Dec. 22d.—“As to my Italian and Tasso, I am ashamed to tell you how slow I have been. Between company and housework and sewing I have my hands about full, and precious little time for reading and study. Still, I feel that I live a life of too much ease. I should love to spend the rest of my existence in the actual service of the Lord, without a question as to its ease and comfort. Reading Brainerd this afternoon made me long for his loose hold on earthly things. I do not know how to attain to such a spirit. Is it by prayer alone and the consequent sense of the worth of Divine things that this deadness to the world is to be gained—or, by giving up, casting away the treasures which withdraw the heart or have a tendency to withdraw it from God? This is quite an interesting question to me now, and I should really like it settled. The thought of living apart from God is more dreadful than any affliction I can think of.
Here are some passages from two leaves of her journal which escaped the flames. They touch upon another side of her life at this period.

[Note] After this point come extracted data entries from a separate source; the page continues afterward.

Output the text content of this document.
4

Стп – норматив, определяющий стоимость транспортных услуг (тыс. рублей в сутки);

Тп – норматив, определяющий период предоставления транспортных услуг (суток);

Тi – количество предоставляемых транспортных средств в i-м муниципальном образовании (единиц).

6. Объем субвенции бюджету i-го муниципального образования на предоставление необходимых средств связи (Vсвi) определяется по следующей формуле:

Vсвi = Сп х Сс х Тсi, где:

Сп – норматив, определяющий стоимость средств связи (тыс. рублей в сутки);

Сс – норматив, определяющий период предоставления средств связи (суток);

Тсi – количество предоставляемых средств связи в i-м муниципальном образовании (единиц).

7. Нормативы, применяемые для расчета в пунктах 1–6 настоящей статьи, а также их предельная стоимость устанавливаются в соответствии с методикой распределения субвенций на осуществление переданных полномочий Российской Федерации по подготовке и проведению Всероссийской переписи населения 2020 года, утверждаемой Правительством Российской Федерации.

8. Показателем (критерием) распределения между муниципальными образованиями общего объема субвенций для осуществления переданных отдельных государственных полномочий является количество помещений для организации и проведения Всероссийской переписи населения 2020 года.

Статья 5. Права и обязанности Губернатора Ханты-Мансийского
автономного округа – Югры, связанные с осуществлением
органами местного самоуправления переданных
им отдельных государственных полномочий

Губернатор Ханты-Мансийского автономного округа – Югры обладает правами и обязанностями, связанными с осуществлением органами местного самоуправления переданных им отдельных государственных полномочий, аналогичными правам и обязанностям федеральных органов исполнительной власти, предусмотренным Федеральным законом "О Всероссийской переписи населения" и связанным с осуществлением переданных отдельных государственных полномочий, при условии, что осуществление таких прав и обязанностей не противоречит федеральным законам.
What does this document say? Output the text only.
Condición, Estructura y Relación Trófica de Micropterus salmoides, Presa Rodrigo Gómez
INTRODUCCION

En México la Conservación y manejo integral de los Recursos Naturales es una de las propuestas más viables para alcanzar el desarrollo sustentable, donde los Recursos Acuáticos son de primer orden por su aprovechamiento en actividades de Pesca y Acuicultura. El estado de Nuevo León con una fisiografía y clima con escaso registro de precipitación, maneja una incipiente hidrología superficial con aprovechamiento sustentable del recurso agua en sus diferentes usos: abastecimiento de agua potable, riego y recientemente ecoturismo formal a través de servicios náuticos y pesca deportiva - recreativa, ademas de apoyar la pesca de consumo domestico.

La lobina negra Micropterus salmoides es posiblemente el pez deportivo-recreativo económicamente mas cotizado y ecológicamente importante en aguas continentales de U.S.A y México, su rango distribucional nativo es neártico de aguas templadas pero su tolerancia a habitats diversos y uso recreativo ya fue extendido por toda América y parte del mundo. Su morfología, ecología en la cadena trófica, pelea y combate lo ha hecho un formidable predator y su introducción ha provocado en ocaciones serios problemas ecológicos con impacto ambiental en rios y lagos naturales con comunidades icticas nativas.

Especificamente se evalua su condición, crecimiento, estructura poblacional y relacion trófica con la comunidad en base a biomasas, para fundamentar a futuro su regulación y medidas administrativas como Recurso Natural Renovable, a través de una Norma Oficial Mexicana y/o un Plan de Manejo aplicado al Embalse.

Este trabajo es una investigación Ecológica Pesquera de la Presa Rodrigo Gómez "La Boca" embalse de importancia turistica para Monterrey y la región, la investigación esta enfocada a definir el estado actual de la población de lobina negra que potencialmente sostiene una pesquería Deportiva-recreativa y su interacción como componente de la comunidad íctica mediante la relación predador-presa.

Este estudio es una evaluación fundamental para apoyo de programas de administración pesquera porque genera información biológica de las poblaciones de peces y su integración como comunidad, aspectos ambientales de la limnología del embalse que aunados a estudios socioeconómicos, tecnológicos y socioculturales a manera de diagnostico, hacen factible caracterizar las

December 1, 184l.—“I went to the sewing-circle this afternoon and had such a stupid time! Enough gossip and nonsense was talked to make one sick, and I’m sure it wasn’t the fault of my head that my hair didn’t stand on end. Now my mother is a very sensible mother, but when she urges me into company and exhorts me to be more social, she runs the risk of having me become as silly as the rest of ’em. She fears I may be harmed by reading, studying and staying with her, but heaven forbid I should find things in books worse than things out of them. I can’t think the girls are the silly creatures they make themselves appear. They want an aim in life, some worthy object; give them that, and the good and excellent which, I am sure, lies hidden in their nature, will develop itself at once. When the young men rushed in and the girls began looking unutterable things, I rushed out and came home. I can’t and won’t talk nonsense and flirt with those boys! Oh, what is it I do want? Somebody who feels as I feel and thinks as I think; but where shall I find the somebody?
7th.—“Frolicked with G., rushed up stairs with a glass-lamp in my hand, went full tilt against the door, smashed the lamp, got the oil on my dress, on two carpets, besides spattering the wall. First consequence, a horrible smell of lamp-oil; Second, great quakings, shakings, and wonderings what my ma would say when she came home; Third, ablutions, groanings, ironings; Fourth, a story for the Companion long enough to pay for that ’ere old lamp. Letting alone that, I’ve been a very good girl to-day; studied, made a call, went to see H. R. with books, cakes, apples, and what’s more, my precious tongue wherewith I discoursed to her.
14th.—“Busy all day. Carried a basket full of “wittles” to old Ma’am Burns, heard an original account of the deluge from the poor woman, wished I was as near heaven as she seems to be, studied, sewed, taught T. and E., tried to be a good girl and didn’t have the blues once.